Le joyau du Greco
En ce mois de novembre ouvert sur l'éternité pour apprendre à devenir des saints, laissons-nous fasciner par le Christ, modèle de toute sainteté, à travers un chef-d'oeuvre de la peinture du 16e siècle.
L’art sacré ne pouvait manquer de s’attacher à représenter les traits de la Sainte Face. L’Incarnation du Verbe de Dieu, ce fait historique unique qui a vu le Christ habiter cette terre, la parcourir durant 33 ans, rend possible de restituer sa sainte Humanité, inséparable de sa Personne divine.
Domínikos Theotokópoulos, dit Le Greco (1541-1614), a souvent peint le Chef du Christ, exercice qu’il a répété en s’attachant à exprimer le mystère de sa Personne. Le Musée d’art McNay de San Antonio, au Texas, possède un tableau qui date de la période où le peintre est à Madrid. Le travail pictural a tous les traits d’une étude ou d’un modèle pour d’autres compositions, comme celle que possède la galerie Národní à Prague, plus tardive et plus élaborée (vers 1596). Celle que nous contemplons date des premières années du Greco en Espagne, alors qu’il est à Madrid, entre 1579 et 1586.
Cette tête du Christ est saisissante par sa beauté, sa gravité, comme si le peintre voulait nous inviter à la contempler, et à suivre son regard. Les yeux sont le regard de l’âme. Est-ce le Christ à Gethsémani, où le Seigneur prie avec plus d’ardeur, tandis que son âme est triste à mourir ? Le visage, les couleurs, la lumière blanche et dorée qui encadre la face, la blancheur du cou, la bouche légèrement entr’ouverte, rien ne semble pouvoir distraire le Christ de sa contemplation, de sa prière d’angoisse et d’agonie, de son regard vers son Père.

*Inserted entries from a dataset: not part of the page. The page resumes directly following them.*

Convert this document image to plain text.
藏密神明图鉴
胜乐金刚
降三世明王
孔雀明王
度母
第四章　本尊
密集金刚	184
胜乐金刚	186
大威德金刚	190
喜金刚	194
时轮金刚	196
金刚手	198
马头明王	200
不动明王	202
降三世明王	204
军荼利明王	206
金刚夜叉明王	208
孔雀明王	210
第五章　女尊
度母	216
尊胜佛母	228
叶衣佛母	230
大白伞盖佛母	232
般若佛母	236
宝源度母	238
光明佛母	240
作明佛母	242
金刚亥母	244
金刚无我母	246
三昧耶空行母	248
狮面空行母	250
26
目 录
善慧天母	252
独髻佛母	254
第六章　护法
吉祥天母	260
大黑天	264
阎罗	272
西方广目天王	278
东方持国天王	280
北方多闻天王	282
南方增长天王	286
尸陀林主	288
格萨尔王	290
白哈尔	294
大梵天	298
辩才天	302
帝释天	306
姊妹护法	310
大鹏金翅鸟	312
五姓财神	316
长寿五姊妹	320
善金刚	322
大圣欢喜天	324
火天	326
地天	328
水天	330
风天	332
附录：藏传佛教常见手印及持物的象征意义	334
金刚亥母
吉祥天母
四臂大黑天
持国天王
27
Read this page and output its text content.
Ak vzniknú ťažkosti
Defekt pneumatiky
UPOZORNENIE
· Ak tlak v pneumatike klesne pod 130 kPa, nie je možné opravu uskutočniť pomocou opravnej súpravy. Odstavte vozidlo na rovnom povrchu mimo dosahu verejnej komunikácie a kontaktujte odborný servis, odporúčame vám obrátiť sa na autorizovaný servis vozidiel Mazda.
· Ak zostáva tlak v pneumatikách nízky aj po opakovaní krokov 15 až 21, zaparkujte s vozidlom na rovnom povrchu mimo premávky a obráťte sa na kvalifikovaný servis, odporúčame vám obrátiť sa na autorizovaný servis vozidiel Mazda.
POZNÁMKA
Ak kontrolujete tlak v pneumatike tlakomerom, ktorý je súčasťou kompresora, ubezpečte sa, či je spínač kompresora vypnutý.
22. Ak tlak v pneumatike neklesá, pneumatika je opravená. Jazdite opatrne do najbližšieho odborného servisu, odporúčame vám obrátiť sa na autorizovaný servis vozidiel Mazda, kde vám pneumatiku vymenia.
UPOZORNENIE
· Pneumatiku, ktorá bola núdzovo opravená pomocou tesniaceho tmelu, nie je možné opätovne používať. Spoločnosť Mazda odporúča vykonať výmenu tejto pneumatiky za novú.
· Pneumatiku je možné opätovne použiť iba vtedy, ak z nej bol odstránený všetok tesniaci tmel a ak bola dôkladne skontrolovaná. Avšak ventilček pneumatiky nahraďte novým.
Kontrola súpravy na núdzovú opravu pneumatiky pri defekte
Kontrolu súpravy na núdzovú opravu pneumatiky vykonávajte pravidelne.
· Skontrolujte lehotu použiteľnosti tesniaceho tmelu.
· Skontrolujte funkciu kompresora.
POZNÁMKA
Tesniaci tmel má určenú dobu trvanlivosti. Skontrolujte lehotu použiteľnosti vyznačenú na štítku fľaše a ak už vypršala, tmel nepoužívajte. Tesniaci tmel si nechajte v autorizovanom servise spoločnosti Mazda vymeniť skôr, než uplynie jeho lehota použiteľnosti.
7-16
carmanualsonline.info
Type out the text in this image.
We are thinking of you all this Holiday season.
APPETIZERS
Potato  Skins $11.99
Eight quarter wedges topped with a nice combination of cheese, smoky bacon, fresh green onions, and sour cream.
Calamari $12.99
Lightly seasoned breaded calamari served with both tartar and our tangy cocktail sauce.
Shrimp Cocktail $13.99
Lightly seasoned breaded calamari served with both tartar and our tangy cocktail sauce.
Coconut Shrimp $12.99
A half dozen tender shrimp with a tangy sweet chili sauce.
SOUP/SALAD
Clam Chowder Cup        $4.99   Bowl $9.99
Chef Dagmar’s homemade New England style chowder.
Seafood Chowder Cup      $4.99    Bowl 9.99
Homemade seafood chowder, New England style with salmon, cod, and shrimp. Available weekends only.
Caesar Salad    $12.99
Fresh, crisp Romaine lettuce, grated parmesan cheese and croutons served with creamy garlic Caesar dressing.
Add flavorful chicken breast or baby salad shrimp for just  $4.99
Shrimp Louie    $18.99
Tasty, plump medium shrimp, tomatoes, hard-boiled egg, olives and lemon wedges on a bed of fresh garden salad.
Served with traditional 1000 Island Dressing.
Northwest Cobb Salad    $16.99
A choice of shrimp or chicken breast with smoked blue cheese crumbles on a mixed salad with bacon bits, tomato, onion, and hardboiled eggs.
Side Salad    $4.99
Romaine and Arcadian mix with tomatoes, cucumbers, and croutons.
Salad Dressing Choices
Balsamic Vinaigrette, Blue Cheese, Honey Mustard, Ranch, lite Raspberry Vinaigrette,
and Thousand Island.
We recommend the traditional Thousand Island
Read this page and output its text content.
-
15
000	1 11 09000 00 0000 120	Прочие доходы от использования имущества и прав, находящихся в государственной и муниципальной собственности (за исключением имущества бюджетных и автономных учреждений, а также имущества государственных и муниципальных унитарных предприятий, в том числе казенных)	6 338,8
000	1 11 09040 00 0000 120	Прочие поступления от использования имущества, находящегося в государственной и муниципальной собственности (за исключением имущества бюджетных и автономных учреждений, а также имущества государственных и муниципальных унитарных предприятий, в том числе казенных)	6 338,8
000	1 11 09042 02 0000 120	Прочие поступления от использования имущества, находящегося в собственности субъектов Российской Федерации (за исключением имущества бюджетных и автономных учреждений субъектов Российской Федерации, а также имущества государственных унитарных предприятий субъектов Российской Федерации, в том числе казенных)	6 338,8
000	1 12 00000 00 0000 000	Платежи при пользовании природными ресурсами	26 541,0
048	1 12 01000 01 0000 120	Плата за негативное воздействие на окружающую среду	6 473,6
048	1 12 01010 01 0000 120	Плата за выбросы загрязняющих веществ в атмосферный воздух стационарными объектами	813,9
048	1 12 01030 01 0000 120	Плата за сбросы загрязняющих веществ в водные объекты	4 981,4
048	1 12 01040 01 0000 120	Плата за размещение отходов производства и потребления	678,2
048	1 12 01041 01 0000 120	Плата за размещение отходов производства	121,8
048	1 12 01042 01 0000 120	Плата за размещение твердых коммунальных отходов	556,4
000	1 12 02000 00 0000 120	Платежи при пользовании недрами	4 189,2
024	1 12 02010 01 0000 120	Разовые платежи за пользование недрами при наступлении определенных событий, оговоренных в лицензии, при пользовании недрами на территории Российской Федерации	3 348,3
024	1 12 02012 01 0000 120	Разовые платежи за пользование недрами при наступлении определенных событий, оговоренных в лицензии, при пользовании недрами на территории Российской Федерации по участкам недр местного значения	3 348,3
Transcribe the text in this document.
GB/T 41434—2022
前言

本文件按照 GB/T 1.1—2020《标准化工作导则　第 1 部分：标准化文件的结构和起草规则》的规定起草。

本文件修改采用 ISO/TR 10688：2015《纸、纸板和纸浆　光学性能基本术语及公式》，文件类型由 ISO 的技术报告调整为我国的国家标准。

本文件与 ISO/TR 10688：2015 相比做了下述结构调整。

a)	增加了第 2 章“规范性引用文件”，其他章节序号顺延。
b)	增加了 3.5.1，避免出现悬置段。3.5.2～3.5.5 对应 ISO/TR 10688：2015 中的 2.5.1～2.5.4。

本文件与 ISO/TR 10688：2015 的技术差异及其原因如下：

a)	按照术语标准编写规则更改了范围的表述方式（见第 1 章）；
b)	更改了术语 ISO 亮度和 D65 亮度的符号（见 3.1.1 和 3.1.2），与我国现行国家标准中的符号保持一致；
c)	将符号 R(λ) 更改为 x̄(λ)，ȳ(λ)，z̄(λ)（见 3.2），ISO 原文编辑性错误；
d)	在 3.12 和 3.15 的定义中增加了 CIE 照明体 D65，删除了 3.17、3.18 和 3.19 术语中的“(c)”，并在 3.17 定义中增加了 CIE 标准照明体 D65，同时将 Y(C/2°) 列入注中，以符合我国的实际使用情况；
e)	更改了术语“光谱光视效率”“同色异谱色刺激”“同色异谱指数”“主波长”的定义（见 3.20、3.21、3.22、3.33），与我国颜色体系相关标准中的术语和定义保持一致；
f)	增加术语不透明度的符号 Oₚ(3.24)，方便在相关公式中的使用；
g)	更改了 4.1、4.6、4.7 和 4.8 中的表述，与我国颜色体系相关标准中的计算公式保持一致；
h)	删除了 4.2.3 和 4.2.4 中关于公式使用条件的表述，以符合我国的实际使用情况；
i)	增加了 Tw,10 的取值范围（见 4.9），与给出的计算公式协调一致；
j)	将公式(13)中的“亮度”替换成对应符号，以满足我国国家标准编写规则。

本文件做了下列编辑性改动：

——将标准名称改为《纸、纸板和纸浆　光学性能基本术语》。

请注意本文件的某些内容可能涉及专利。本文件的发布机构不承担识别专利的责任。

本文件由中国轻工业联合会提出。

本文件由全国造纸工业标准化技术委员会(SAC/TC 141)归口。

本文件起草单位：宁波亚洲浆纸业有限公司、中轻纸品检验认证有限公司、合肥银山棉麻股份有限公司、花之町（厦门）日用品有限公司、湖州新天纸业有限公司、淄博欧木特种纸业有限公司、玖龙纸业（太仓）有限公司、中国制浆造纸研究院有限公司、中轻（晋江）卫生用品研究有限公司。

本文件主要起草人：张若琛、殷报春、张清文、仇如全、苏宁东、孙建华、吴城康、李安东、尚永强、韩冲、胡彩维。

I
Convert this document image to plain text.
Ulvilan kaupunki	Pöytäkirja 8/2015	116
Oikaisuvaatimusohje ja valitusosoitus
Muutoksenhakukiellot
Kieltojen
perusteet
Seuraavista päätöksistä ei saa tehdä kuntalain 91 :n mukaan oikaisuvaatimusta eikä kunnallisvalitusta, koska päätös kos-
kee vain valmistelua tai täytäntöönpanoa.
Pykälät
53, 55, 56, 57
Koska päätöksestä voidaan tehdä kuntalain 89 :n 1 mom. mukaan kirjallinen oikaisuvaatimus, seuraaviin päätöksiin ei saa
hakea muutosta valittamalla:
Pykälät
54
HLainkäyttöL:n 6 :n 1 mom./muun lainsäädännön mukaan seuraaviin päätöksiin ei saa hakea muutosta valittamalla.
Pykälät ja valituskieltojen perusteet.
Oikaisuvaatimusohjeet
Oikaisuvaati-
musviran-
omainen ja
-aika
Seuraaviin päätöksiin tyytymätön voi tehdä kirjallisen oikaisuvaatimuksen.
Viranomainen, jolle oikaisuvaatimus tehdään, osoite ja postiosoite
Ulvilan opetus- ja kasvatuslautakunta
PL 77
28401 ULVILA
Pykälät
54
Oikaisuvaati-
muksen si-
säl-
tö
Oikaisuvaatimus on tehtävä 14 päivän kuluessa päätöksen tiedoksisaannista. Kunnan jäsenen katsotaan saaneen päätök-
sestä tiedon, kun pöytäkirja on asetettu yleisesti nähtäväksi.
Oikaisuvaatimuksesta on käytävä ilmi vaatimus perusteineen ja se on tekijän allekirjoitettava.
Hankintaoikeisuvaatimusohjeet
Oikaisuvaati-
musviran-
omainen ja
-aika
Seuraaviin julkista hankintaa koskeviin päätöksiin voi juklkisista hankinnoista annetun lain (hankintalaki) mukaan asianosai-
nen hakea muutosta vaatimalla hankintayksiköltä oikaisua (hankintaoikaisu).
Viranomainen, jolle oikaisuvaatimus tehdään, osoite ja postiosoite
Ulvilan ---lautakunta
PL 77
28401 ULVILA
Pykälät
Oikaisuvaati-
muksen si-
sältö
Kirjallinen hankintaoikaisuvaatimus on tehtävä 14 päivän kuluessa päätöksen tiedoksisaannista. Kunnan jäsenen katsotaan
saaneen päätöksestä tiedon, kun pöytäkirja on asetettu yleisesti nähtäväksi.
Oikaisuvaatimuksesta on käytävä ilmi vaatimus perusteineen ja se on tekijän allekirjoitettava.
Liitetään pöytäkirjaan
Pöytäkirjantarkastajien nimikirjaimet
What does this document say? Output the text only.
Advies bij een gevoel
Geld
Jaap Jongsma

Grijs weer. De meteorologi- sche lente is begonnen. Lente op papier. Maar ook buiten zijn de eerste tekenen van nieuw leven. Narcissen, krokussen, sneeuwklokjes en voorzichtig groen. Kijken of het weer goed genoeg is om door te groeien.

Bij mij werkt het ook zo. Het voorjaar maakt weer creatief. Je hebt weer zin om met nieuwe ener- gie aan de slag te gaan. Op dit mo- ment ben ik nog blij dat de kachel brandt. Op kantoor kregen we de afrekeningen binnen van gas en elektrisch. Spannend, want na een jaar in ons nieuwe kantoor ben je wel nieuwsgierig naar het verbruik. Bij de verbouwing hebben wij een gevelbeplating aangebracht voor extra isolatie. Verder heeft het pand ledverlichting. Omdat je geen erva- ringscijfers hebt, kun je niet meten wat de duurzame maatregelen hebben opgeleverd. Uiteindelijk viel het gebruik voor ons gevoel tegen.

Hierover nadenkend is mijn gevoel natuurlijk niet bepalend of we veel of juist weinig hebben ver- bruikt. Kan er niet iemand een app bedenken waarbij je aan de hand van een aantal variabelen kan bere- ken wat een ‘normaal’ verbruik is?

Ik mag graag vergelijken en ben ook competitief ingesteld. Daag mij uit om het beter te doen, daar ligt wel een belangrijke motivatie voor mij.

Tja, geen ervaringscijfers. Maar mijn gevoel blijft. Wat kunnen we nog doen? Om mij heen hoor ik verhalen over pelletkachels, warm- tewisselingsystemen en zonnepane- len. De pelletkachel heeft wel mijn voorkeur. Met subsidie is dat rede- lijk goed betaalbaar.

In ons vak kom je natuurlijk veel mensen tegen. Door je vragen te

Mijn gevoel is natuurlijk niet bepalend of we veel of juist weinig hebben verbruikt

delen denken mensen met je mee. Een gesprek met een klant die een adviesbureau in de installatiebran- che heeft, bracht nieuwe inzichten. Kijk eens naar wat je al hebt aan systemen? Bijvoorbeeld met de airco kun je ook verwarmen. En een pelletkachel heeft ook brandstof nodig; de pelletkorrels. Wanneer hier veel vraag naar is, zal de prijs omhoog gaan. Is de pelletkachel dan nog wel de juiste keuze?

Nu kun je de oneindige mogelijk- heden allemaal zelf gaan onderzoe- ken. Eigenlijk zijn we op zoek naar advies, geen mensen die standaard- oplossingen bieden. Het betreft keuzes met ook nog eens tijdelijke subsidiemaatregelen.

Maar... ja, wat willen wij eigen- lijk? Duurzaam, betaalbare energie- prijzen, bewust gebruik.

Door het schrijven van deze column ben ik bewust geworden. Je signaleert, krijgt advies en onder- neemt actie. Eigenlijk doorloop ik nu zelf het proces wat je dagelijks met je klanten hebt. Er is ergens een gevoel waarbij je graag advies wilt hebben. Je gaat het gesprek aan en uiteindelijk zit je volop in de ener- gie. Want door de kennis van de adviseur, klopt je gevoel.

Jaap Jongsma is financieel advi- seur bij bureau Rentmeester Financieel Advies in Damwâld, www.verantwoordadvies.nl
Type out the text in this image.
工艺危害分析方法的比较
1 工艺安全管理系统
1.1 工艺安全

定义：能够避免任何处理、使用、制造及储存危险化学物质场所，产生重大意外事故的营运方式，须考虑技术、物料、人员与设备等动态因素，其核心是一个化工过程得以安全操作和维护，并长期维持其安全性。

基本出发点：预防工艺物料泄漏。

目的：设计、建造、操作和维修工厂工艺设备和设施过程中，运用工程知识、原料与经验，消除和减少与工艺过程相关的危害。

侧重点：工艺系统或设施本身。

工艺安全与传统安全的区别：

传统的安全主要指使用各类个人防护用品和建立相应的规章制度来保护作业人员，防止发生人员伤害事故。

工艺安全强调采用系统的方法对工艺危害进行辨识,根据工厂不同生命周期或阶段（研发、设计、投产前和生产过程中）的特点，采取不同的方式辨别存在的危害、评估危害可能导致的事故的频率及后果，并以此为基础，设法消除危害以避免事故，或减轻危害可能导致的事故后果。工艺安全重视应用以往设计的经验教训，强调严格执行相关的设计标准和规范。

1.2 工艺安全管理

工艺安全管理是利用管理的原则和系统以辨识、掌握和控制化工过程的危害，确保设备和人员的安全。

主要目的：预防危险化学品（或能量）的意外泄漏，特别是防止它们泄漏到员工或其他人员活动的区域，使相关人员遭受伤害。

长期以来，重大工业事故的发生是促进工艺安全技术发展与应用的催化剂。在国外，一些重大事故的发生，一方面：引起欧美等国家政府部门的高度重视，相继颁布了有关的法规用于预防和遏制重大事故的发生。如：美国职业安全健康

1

Comme en son corps, l’âme du Christ a souffert. Mais dans sa raison supérieure, en son sommet, elle continuait de se rassasier de Dieu, « cause de délectation et de joie » (saint Thomas d’Aquin) : le Christ, pèlerin sur cette terre, jouissait parfaitement de la vision béatifique.
Tout, dans le portrait du Christ par le Greco, attire notre regard vers Son regard, qui nous invite à rechercher les biens d’En-Haut. Les yeux de Jésus sont comme fixés vers le Ciel. La pupille est relevée, la sclère est large et inondée de blancheur ; un rai vertical de lumière éclaire la fenêtre de son âme.
« Je suis sorti du Père, et je suis venu dans le monde ; maintenant je quitte le monde, et je vais au Père » (Jn 16, 28). Le joyau du Gréco, c’est le regard de Jésus puisant au Ciel force et consolation.